Co-author Dr Nic Rawlence, Director of the Otago Palaeogenetics Laboratory, explains ancient DNA analysis revealed that the skeleton belonged to a South Island giant moa (Dinornis robustus), while radiocarbon dating showed the moa died around 700 years ago, just after the arrival of Polynesians on the island.
“The findings suggested the South Island giant moa had died near to where it was found and represented a moa that naturally occurred on Rakiura and died a natural death,” Dr Rawlence explains. “We believe it is likely to be of natural origin, despite its post-human date.”
The research team excavated the skeleton with the assistance of Dr Matt Schmidt, Senior Heritage Adviser from the Department of Conservation, in close consultation with Murihiku Ngāi Tahu, kaitiaki and mana whenua of Rakiura.

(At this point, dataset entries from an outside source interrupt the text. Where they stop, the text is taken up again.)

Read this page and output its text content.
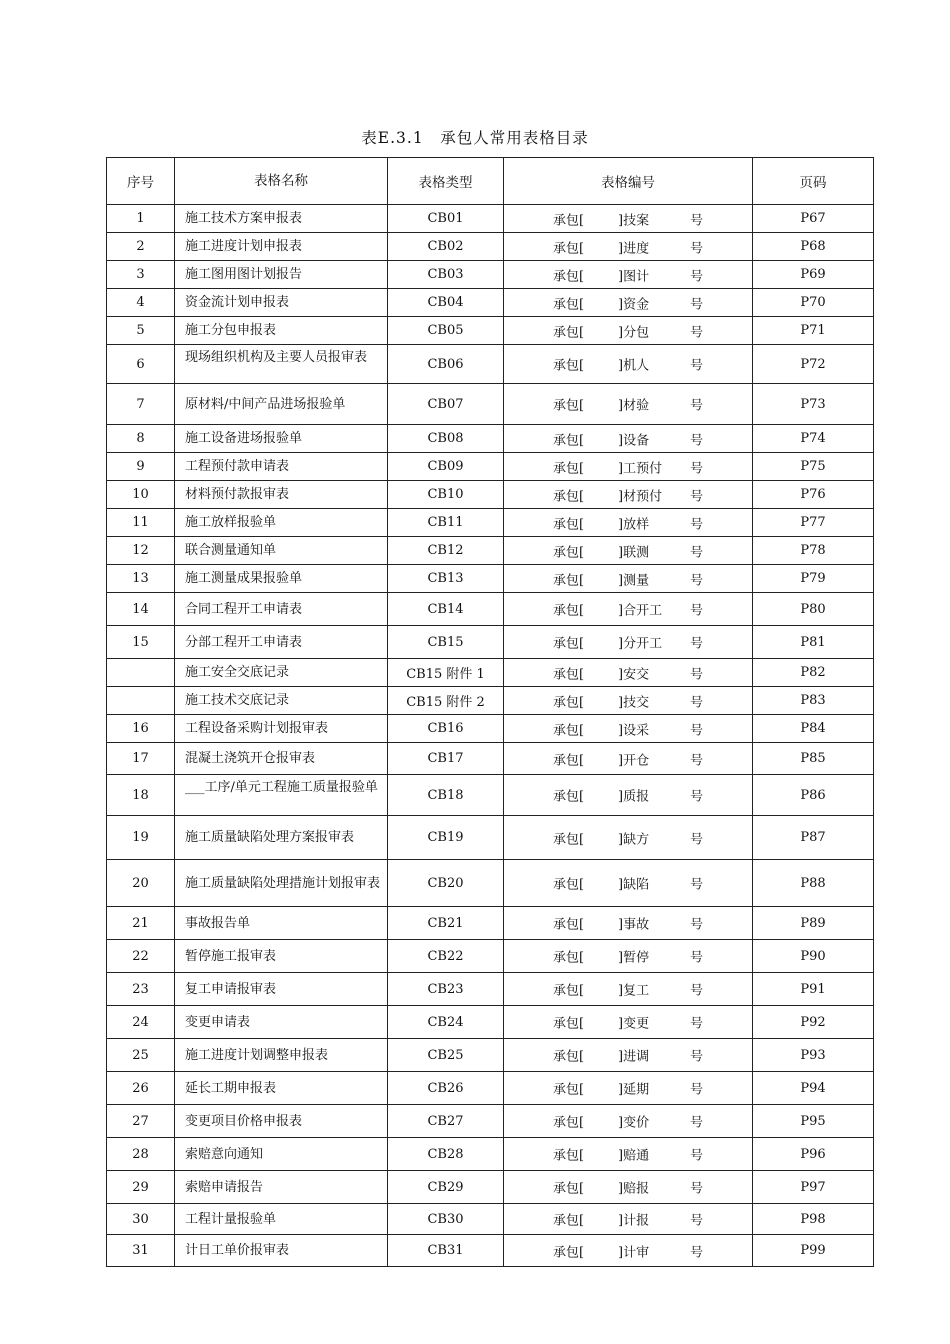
表E.3.1　承包人常用表格目录
序号	表格名称	表格类型	表格编号	页码
1	施工技术方案申报表	CB01	承包[ ]技案 号	P67
2	施工进度计划申报表	CB02	承包[ ]进度 号	P68
3	施工图用图计划报告	CB03	承包[ ]图计 号	P69
4	资金流计划申报表	CB04	承包[ ]资金 号	P70
5	施工分包申报表	CB05	承包[ ]分包 号	P71
6	现场组织机构及主要人员报审表	CB06	承包[ ]机人 号	P72
7	原材料/中间产品进场报验单	CB07	承包[ ]材验 号	P73
8	施工设备进场报验单	CB08	承包[ ]设备 号	P74
9	工程预付款申请表	CB09	承包[ ]工预付 号	P75
10	材料预付款报审表	CB10	承包[ ]材预付 号	P76
11	施工放样报验单	CB11	承包[ ]放样 号	P77
12	联合测量通知单	CB12	承包[ ]联测 号	P78
13	施工测量成果报验单	CB13	承包[ ]测量 号	P79
14	合同工程开工申请表	CB14	承包[ ]合开工 号	P80
15	分部工程开工申请表	CB15	承包[ ]分开工 号	P81

	施工安全交底记录	CB15 附件 1	承包[ ]安交 号	P82

	施工技术交底记录	CB15 附件 2	承包[ ]技交 号	P83
16	工程设备采购计划报审表	CB16	承包[ ]设采 号	P84
17	混凝土浇筑开仓报审表	CB17	承包[ ]开仓 号	P85
18	___工序/单元工程施工质量报验单	CB18	承包[ ]质报 号	P86
19	施工质量缺陷处理方案报审表	CB19	承包[ ]缺方 号	P87
20	施工质量缺陷处理措施计划报审表	CB20	承包[ ]缺陷 号	P88
21	事故报告单	CB21	承包[ ]事故 号	P89
22	暂停施工报审表	CB22	承包[ ]暂停 号	P90
23	复工申请报审表	CB23	承包[ ]复工 号	P91
24	变更申请表	CB24	承包[ ]变更 号	P92
25	施工进度计划调整申报表	CB25	承包[ ]进调 号	P93
26	延长工期申报表	CB26	承包[ ]延期 号	P94
27	变更项目价格申报表	CB27	承包[ ]变价 号	P95
28	索赔意向通知	CB28	承包[ ]赔通 号	P96
29	索赔申请报告	CB29	承包[ ]赔报 号	P97
30	工程计量报验单	CB30	承包[ ]计报 号	P98
31	计日工单价报审表	CB31	承包[ ]计审 号	P99
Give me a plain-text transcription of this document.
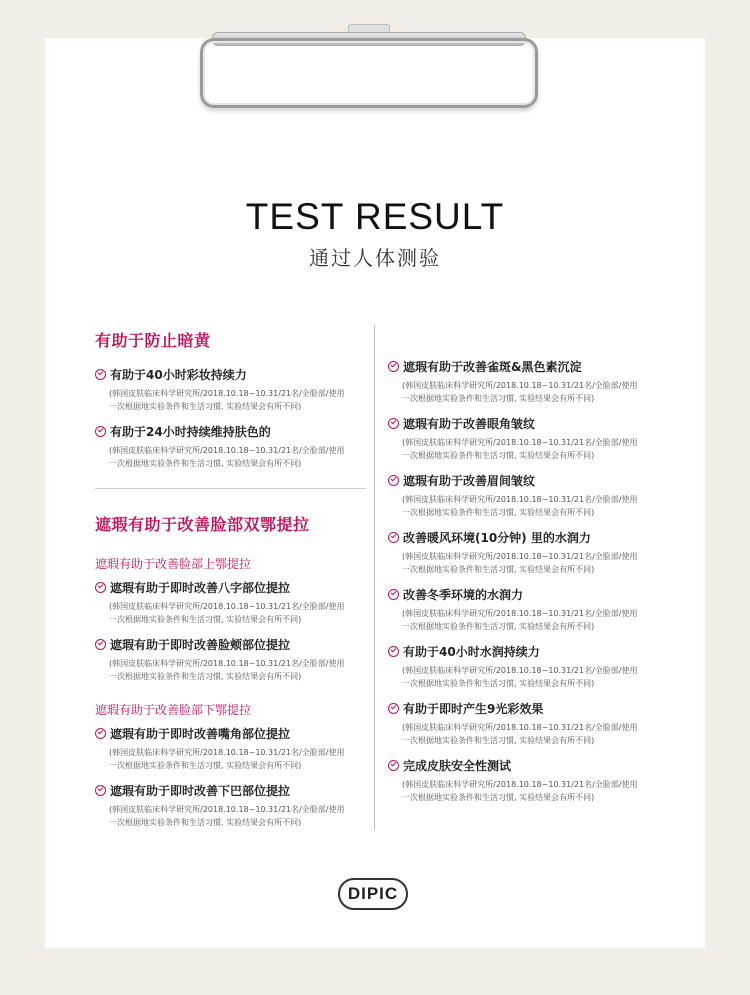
TEST RESULT
通过人体测验

有助于防止暗黄

有助于40小时彩妆持续力
(韩国皮肤临床科学研究所/2018.10.18~10.31/21名/全脸部/使用
一次根据地实验条件和生活习惯, 实验结果会有所不同)
有助于24小时持续维持肤色的
(韩国皮肤临床科学研究所/2018.10.18~10.31/21名/全脸部/使用
一次根据地实验条件和生活习惯, 实验结果会有所不同)

遮瑕有助于改善脸部双鄂提拉

遮瑕有助于改善脸部上鄂提拉

遮瑕有助于即时改善八字部位提拉
(韩国皮肤临床科学研究所/2018.10.18~10.31/21名/全脸部/使用
一次根据地实验条件和生活习惯, 实验结果会有所不同)
遮瑕有助于即时改善脸颊部位提拉
(韩国皮肤临床科学研究所/2018.10.18~10.31/21名/全脸部/使用
一次根据地实验条件和生活习惯, 实验结果会有所不同)

遮瑕有助于改善脸部下鄂提拉

遮瑕有助于即时改善嘴角部位提拉
(韩国皮肤临床科学研究所/2018.10.18~10.31/21名/全脸部/使用
一次根据地实验条件和生活习惯, 实验结果会有所不同)
遮瑕有助于即时改善下巴部位提拉
(韩国皮肤临床科学研究所/2018.10.18~10.31/21名/全脸部/使用
一次根据地实验条件和生活习惯, 实验结果会有所不同)
遮瑕有助于改善雀斑&黑色素沉淀
(韩国皮肤临床科学研究所/2018.10.18~10.31/21名/全脸部/使用
一次根据地实验条件和生活习惯, 实验结果会有所不同)
遮瑕有助于改善眼角皱纹
(韩国皮肤临床科学研究所/2018.10.18~10.31/21名/全脸部/使用
一次根据地实验条件和生活习惯, 实验结果会有所不同)
遮瑕有助于改善眉间皱纹
(韩国皮肤临床科学研究所/2018.10.18~10.31/21名/全脸部/使用
一次根据地实验条件和生活习惯, 实验结果会有所不同)
改善暖风环境(10分钟) 里的水润力
(韩国皮肤临床科学研究所/2018.10.18~10.31/21名/全脸部/使用
一次根据地实验条件和生活习惯, 实验结果会有所不同)
改善冬季环境的水润力
(韩国皮肤临床科学研究所/2018.10.18~10.31/21名/全脸部/使用
一次根据地实验条件和生活习惯, 实验结果会有所不同)
有助于40小时水润持续力
(韩国皮肤临床科学研究所/2018.10.18~10.31/21名/全脸部/使用
一次根据地实验条件和生活习惯, 实验结果会有所不同)
有助于即时产生9光彩效果
(韩国皮肤临床科学研究所/2018.10.18~10.31/21名/全脸部/使用
一次根据地实验条件和生活习惯, 实验结果会有所不同)
完成皮肤安全性测试
(韩国皮肤临床科学研究所/2018.10.18~10.31/21名/全脸部/使用
一次根据地实验条件和生活习惯, 实验结果会有所不同)
DIPIC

Dr Schmidt says the discovery that this species of moa was alive when Māori first occupied Rakiura has significantly added to the cultural narrative of the island.
“The find emphasises the important link between the natural and cultural heritage values on Rakiura and that continued research like this is invaluable for understanding the island’s past and informing on its future management,” Dr Schmidt says.
Dr Verry adds the research highlights the scientific significance of such remains and their ability to provide unique insights into the past.
“A large amount of important contextual information is lost when individuals take it upon themselves to remove moa remains from protected areas like national parks and archaeological sites, in order to sell them,” Dr Verry says.
“Without this appropriate contextual data, these remains become near scientifically useless.”
The research also highlights the importance of scientists working with iwi, particularly given moves to stop the removal of moa bones from archaeological and fossil sites to sell online.
The Government and Department of Conservation are now considering banning the sale of subfossil bird bones, including moa, in New Zealand.
Dr Rawlence says if the sale of moa bones is stopped, then discoveries like this South Island giant moa on Rakiura can help answer important questions about the evolution of moa.